The sounds of this film had a lot of the same raw aesthetic feel to them as Aaron Ximm’s did when he presented his sounds in class. Glenn, though not really specifically addressing the issue of authenticity, is very important to him. The sound in this film could definitely be described as authentic, though it also has the feel of distortion to it. I think its very interesting that author of this piece chose to call it “Brilliant Noise.” The program for this showing says that the soundtrack was created by “directly translating the intensity of the brightness into audio manipulation.” It’s not completely clear to me what that means (or how you directly transfer brightness into sound), but the concept is very interesting. Obviously, sound is not an afterthought in this piece but is truly one with the images of the piece as the author goes through lengths to try to create sounds of the sun.
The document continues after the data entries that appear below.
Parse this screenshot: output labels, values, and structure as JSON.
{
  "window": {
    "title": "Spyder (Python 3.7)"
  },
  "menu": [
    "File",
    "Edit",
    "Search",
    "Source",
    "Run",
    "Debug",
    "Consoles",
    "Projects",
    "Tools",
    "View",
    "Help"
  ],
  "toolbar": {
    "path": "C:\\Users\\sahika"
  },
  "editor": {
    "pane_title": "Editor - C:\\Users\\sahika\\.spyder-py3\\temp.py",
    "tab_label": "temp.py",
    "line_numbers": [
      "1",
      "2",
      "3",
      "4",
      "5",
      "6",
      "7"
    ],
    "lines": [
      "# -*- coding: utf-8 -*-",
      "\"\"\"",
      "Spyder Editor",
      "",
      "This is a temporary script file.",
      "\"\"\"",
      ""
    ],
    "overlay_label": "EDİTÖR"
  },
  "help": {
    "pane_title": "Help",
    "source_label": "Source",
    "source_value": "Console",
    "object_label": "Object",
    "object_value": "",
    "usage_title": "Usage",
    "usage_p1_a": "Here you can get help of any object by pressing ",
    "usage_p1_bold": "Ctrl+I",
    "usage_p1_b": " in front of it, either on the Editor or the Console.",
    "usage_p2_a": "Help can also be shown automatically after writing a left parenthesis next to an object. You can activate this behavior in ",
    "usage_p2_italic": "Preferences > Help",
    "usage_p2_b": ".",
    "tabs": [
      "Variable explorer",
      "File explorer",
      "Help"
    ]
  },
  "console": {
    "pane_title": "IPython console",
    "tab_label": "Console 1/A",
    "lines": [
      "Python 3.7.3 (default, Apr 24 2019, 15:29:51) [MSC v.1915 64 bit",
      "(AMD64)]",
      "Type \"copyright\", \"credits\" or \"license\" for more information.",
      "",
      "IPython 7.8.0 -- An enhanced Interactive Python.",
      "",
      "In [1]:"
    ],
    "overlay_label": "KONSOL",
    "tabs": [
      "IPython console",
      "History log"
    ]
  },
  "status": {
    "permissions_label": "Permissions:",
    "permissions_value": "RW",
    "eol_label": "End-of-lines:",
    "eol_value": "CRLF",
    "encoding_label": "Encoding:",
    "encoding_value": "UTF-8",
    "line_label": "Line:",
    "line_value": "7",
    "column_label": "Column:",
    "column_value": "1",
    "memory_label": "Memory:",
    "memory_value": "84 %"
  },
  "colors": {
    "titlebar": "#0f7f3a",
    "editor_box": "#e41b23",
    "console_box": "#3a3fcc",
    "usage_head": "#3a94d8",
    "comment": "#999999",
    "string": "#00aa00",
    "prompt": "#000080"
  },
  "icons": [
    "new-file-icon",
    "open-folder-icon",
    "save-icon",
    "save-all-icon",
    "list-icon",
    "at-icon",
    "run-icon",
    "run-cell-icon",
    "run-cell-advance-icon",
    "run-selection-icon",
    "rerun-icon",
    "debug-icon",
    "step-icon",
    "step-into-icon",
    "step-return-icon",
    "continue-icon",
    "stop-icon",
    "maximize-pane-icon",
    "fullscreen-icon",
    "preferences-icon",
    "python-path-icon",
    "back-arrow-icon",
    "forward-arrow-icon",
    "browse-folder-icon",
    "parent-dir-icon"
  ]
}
Three Hours, Fifteen Minutes Before the Hurricane Struck was a silent film. This film, and other silent films during this showing, reminded me of John Cage’s 4’33” piece from 1952 (in which Cage wrote a piece which informed the musician to play nothing for four minutes and thirty-three seconds). What I realized while I watched these films in silence in the Union theatre is that there is never really true silence unless you plug your ears. The sounds of the fans in the room, the sounds of people shuffling in their seats, and the sounds of my own breathing were only amplified in this environment. It became the symphony of the piece. I became very aware of the sounds (and self conscious of my own as I watched) while this piece was being shown. Glenn Bach talked about this in his lecture (and in the readings posted), about how we go through life numb to many of the sounds we hear because we filter them out, and that is really the point of sound art and the concept behind what Aaron Ximm does. Sound artists are trying to get the rest of the world to realize the sounds around them that they have grown numb to, to focus on the everyday mundane noises and find beauty in them.